La Taxe Forfaitaire d’Habitation (TFH), introduite par la loi de finances 2026, s’est rapidement imposée au cœur d’un débat constitutionnel d’ampleur au Gabon. Instituée par la loi n°041/2025 du 29 décembre 2025, cette nouvelle imposition vise à renforcer les recettes de l’État à travers un prélèvement annuel lié à la détention ou à l’occupation de locaux à usage d’habitation ou commercial. Toutefois, sa mise en œuvre suscite une vive controverse, désormais portée devant la Cour constitutionnelle.
À l’origine de cette contestation figure Jean-Valentin Leyama, ancien député de la Transition, qui a saisi la haute juridiction le 28 janvier 2026. Dans sa requête, il sollicite l’annulation partielle de la loi de finances 2026, ciblant spécifiquement les dispositions instituant la TFH. Le requérant estime que cette taxe soulève de sérieuses interrogations constitutionnelles, notamment au regard du principe d’égalité devant l’impôt, de la capacité contributive des citoyens et de la protection du pouvoir d’achat. Il demande en outre la suspension de son application dans l’attente d’une décision définitive.

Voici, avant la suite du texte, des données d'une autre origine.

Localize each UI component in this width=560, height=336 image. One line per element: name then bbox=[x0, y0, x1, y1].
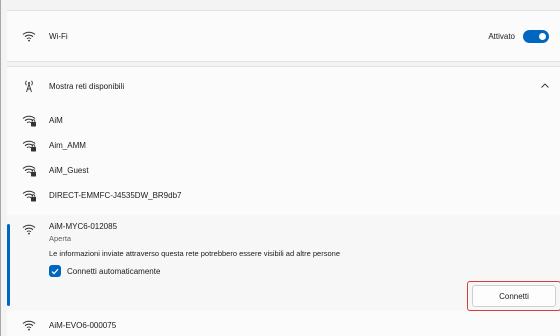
wifi-toggle-switch[interactable] bbox=[523, 30, 549, 43]
selected-network-panel[interactable]: AiM-MYC6-012085 Aperta Le informazioni i… bbox=[7, 215, 560, 311]
open-wifi-icon bbox=[21, 317, 37, 333]
network-name: Aim_AMM bbox=[49, 141, 86, 150]
network-security-type: Aperta bbox=[49, 234, 72, 243]
connect-button-highlight: Connetti bbox=[467, 281, 560, 311]
open-wifi-icon bbox=[21, 221, 37, 237]
auto-connect-checkbox[interactable] bbox=[49, 265, 61, 277]
secured-wifi-icon bbox=[21, 137, 37, 153]
network-item[interactable]: AiM bbox=[7, 110, 560, 130]
network-item[interactable]: AiM-EVO6-000075 bbox=[7, 315, 560, 335]
show-networks-label: Mostra reti disponibili bbox=[49, 82, 125, 91]
wifi-panel: Wi-Fi Attivato Mostra reti disponibili A… bbox=[0, 0, 560, 336]
connect-button[interactable]: Connetti bbox=[472, 285, 556, 307]
wifi-label: Wi-Fi bbox=[49, 32, 68, 41]
auto-connect-label: Connetti automaticamente bbox=[67, 267, 161, 276]
network-item[interactable]: AiM_Guest bbox=[7, 160, 560, 180]
wifi-toggle-card: Wi-Fi Attivato bbox=[7, 10, 560, 62]
network-name: AiM bbox=[49, 116, 63, 125]
antenna-icon bbox=[21, 78, 37, 94]
secured-wifi-icon bbox=[21, 187, 37, 203]
selection-indicator bbox=[7, 224, 10, 306]
network-name: AiM-EVO6-000075 bbox=[49, 321, 117, 330]
network-name: AiM_Guest bbox=[49, 166, 89, 175]
secured-wifi-icon bbox=[21, 112, 37, 128]
available-networks-card: Mostra reti disponibili AiM Aim_AMM AiM_… bbox=[7, 66, 560, 336]
network-name: DIRECT-EMMFC-J4535DW_BR9db7 bbox=[49, 191, 182, 200]
wifi-icon bbox=[21, 28, 37, 44]
show-networks-header[interactable]: Mostra reti disponibili bbox=[7, 67, 560, 105]
checkmark-icon bbox=[51, 268, 59, 274]
selected-network-name: AiM-MYC6-012085 bbox=[49, 222, 118, 231]
secured-wifi-icon bbox=[21, 162, 37, 178]
network-item[interactable]: DIRECT-EMMFC-J4535DW_BR9db7 bbox=[7, 185, 560, 205]
open-network-warning: Le informazioni inviate attraverso quest… bbox=[49, 249, 340, 258]
toggle-knob bbox=[539, 33, 546, 40]
wifi-status-text: Attivato bbox=[488, 32, 515, 41]
chevron-up-icon[interactable] bbox=[541, 80, 549, 90]
network-item[interactable]: Aim_AMM bbox=[7, 135, 560, 155]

Au cœur du litige se trouve une question juridique déterminante : la qualification même de la TFH. Selon Jean-Valentin Leyama, le caractère forfaitaire du prélèvement lui conférerait davantage la nature d’un impôt déguisé que celle d’une taxe au sens strict, ce qui pourrait la rendre incompatible avec certaines exigences constitutionnelles. Cette distinction est centrale, car elle conditionne le régime juridique applicable et les garanties constitutionnelles associées.

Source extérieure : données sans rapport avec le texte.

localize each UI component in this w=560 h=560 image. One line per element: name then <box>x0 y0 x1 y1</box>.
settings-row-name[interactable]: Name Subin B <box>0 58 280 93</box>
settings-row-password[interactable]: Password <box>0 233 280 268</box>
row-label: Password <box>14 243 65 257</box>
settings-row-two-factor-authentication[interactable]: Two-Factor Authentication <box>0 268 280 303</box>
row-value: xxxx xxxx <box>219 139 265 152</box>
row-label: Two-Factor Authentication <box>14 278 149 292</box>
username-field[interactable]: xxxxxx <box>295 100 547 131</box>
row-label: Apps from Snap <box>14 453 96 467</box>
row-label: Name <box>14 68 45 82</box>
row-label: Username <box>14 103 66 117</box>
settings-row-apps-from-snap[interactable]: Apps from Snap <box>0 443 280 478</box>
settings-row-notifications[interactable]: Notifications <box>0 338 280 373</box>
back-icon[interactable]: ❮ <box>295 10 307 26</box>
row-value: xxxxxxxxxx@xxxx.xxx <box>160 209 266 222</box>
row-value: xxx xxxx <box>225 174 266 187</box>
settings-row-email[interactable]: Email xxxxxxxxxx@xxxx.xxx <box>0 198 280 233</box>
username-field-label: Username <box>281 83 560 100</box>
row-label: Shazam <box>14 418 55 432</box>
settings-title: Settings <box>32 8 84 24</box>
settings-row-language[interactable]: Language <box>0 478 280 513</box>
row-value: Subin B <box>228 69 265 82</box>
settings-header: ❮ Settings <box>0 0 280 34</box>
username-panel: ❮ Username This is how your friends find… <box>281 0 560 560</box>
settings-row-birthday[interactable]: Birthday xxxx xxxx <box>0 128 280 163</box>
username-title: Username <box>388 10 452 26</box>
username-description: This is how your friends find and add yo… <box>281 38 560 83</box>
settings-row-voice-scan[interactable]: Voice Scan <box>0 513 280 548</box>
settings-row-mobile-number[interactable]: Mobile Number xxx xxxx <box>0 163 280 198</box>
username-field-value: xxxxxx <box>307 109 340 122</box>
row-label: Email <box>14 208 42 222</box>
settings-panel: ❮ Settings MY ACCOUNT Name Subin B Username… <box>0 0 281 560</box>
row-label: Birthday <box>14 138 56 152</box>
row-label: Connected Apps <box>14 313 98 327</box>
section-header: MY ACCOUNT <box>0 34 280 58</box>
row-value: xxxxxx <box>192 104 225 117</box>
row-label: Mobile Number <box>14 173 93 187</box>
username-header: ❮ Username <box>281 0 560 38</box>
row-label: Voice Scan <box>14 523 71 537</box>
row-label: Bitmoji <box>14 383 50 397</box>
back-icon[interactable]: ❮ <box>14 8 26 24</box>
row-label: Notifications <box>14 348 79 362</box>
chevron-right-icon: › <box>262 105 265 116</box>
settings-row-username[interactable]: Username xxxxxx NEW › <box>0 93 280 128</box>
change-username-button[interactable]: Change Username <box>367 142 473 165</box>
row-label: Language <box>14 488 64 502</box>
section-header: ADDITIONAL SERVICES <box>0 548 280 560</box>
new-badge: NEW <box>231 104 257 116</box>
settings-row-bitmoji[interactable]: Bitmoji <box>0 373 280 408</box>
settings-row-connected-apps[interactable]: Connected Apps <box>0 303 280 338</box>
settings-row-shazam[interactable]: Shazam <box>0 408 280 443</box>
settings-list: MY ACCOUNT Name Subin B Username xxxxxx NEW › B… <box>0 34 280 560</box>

Face à cette argumentation, le gouvernement gabonais, représenté par Thierry Minko, ministre de l’Économie et des Finances, défend la légalité et la constitutionnalité de la TFH. L’exécutif soutient que cette contribution relève bien de la catégorie des taxes, dans la mesure où elle est liée à l’usage d’infrastructures collectives et à la fourniture de services publics. Cette position a été réaffirmée lors de l’audience tenue le 17 février 2026, à laquelle a également pris part Marc Abeghe, ministre délégué chargé du Budget.
La Cour constitutionnelle se trouve désormais investie d’un rôle décisif. Elle devra d’abord se prononcer sur la recevabilité de la requête avant d’examiner, sur le fond, la conformité de la TFH aux dispositions constitutionnelles. La décision attendue dépasse le seul cadre juridique : elle pourrait redessiner les contours de la politique fiscale nationale et influencer durablement la relation entre l’État et les contribuables, dans un contexte socio-économique marqué par de fortes attentes en matière de justice fiscale sous la Vᵉ République.